Neural Information Processing Systems 

Clarity: The main paper is mostly written fairly well, the Appendix less so (lots of typos at least). The work nevertheless lacks clarity because several relevant details are moved to the Supplementary part, and some aspects are not mentioned at all (at least in the main paper). The Appendix even contains a section regarding categorical features that is not even hinted at in the main paper. Clarification is needed, e.g., at the following points: - p.2, l.70-73 is too vague, the meaning is unclear - pls. clarify - p.2, l. 85f: clarify what "[...] i enters leaf node l " means (i.e., that data pt.
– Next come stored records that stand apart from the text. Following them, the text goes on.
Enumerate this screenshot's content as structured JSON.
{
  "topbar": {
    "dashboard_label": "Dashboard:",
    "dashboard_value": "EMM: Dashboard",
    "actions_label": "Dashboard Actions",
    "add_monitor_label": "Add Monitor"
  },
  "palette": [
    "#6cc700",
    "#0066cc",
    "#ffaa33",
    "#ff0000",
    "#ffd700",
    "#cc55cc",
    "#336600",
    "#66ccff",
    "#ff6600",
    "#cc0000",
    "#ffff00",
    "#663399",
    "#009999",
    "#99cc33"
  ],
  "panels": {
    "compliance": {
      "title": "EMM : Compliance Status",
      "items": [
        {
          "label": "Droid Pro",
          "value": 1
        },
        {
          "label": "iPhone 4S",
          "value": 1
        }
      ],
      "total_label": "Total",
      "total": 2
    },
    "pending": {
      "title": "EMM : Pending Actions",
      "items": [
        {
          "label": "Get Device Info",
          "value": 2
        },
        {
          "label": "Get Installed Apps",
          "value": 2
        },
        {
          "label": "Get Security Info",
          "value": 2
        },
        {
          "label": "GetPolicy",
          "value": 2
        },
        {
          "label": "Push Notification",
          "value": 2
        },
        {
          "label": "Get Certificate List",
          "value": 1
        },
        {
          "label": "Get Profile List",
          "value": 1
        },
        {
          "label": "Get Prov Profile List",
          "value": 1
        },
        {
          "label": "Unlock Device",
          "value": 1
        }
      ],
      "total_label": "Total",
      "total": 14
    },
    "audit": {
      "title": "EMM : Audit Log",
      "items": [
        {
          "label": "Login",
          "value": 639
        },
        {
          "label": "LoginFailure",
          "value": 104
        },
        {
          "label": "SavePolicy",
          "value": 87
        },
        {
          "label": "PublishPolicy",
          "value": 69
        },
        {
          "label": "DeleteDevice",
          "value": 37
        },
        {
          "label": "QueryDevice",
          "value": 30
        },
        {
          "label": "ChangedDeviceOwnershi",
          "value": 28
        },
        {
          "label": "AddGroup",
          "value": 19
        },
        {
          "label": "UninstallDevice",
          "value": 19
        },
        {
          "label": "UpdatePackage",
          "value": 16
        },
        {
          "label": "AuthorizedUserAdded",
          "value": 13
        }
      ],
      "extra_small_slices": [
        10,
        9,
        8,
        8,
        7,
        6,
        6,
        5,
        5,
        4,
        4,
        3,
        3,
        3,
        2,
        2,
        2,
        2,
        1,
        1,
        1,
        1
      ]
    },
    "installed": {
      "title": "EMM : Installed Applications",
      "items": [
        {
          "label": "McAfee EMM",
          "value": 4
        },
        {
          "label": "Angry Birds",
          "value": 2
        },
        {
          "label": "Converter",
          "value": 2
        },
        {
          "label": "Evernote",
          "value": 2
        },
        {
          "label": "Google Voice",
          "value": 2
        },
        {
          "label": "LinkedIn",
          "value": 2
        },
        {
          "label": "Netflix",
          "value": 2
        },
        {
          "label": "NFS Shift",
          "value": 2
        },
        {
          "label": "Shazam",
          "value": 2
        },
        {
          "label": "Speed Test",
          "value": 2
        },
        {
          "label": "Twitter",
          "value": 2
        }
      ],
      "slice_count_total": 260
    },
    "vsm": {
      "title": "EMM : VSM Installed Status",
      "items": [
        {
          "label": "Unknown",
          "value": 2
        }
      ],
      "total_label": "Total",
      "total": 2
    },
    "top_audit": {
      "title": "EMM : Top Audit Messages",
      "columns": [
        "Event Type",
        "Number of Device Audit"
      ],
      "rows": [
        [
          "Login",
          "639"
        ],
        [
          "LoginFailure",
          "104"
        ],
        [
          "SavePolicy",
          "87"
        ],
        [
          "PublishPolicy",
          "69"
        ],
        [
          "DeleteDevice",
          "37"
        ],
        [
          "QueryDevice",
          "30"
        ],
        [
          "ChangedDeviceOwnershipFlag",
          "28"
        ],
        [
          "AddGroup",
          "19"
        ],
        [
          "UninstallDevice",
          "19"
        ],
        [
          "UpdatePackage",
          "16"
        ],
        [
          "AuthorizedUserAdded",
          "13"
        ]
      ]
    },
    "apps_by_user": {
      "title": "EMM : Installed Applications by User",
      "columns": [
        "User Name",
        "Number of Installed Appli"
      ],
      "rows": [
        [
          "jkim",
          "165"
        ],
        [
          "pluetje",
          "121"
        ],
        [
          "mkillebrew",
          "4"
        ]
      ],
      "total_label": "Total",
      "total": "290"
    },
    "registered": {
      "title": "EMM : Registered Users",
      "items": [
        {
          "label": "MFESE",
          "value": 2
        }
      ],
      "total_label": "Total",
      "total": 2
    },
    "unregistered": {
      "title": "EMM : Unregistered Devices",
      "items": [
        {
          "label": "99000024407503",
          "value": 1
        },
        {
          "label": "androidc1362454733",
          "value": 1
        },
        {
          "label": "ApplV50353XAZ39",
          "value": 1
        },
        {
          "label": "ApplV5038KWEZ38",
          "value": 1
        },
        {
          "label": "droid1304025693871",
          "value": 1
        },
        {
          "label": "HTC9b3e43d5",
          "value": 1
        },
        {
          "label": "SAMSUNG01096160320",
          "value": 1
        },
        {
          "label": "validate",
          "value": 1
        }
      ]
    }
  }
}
If \hat{y}_i denotes a predicted label, then why is it real-valued and not in [Y]? (Also regarding the description on p.3, l.96f: why should y_i - \hat{y}_i \geq 1 here -- \hat{y}_i is in R, so couldn't it be, say, y_i - delta for some small delta?) - p.3, l.92: perhaps clarify "tree sparsity" -- actually here this means sparsity of the decision hyperplanes, no the tree itself - The 1-norm is used in the MIP (1) and several times in the text later called "linear" (e.g., p.4, l.136), but this is technically incorrect.